At the time, GOLF’s Luke Kerr-Dineen talked with Justin Parsons, Harman’s swing coach, and he summed up the conversation this way:
“Harman and Trevino are both similar heights, and Trevino was built similarly in his prime. That lends itself to some technical similarities.
“‘They’ve both got a very square trail side [at setup] and a very open lead side,’ Parsons explains.
“For both players, standing slightly open allowed more hip rotation through the ball. That’s part of what they talked about, Parsons said, but it also led to Trevino sharing a crucial swing thought that made it all work.
“‘[Trevino] said he felt he kept the pressure inside his trail foot,’ Parsons said. ‘He would load up in that position and then spring off it.’
“Pressure in this context, for reference, is the feeling of pushing down into the ground. When Trevino says he’s keeping the pressure on the inside of his trail foot, he’s effectively saying he’s keeping his weight on the inside of his trail foot throughout his swing.
“That feeling allowed Trevino to load his trail leg, without drifting too far off center.”
“Here’s a legend, on the range,” Harman told Fire Pit Collective’s Michael Bamberger at the time. “To have a chance to talk to Lee Trevino and not do it, that would be just wrong.
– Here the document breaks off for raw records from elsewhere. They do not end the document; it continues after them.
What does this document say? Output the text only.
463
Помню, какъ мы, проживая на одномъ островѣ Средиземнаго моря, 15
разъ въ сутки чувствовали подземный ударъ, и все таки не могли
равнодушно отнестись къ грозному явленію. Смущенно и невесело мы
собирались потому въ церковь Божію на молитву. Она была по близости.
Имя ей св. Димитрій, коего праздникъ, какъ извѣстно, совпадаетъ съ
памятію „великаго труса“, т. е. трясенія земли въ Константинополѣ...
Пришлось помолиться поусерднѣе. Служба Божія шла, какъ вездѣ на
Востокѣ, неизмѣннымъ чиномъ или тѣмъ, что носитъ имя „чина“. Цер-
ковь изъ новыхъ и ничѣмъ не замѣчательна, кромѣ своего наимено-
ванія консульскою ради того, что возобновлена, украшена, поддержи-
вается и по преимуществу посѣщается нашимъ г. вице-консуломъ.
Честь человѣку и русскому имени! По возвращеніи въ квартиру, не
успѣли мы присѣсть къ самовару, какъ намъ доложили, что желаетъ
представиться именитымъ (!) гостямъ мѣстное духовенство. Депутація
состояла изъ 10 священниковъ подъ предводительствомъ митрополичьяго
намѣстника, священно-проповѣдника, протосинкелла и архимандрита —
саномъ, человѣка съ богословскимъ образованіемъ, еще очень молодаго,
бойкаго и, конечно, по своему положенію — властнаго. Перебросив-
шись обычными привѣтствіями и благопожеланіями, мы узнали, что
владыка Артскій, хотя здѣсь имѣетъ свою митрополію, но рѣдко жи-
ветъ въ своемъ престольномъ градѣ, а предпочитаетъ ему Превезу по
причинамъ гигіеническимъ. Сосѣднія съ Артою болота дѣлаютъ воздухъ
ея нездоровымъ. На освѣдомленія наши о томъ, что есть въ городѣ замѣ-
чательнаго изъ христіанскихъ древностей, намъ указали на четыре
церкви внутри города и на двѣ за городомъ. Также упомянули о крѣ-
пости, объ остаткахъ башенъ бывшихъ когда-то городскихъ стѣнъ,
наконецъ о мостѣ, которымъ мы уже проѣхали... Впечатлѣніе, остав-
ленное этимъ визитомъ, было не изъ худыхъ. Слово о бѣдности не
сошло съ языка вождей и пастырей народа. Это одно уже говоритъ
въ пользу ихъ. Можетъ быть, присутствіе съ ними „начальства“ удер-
He has the gift for making the golf swing simple. Sometimes you get so stuck in the TrackMan numbers, and all the numbers, you lose that the golf swing is more art than science.”
A while later, the 5-foot-7 30-something from Georgia, and the 5-foot-7 80-something from Texas went their own ways.
This weekend, the former will be playing for his first major championship. The latter will likely be watching.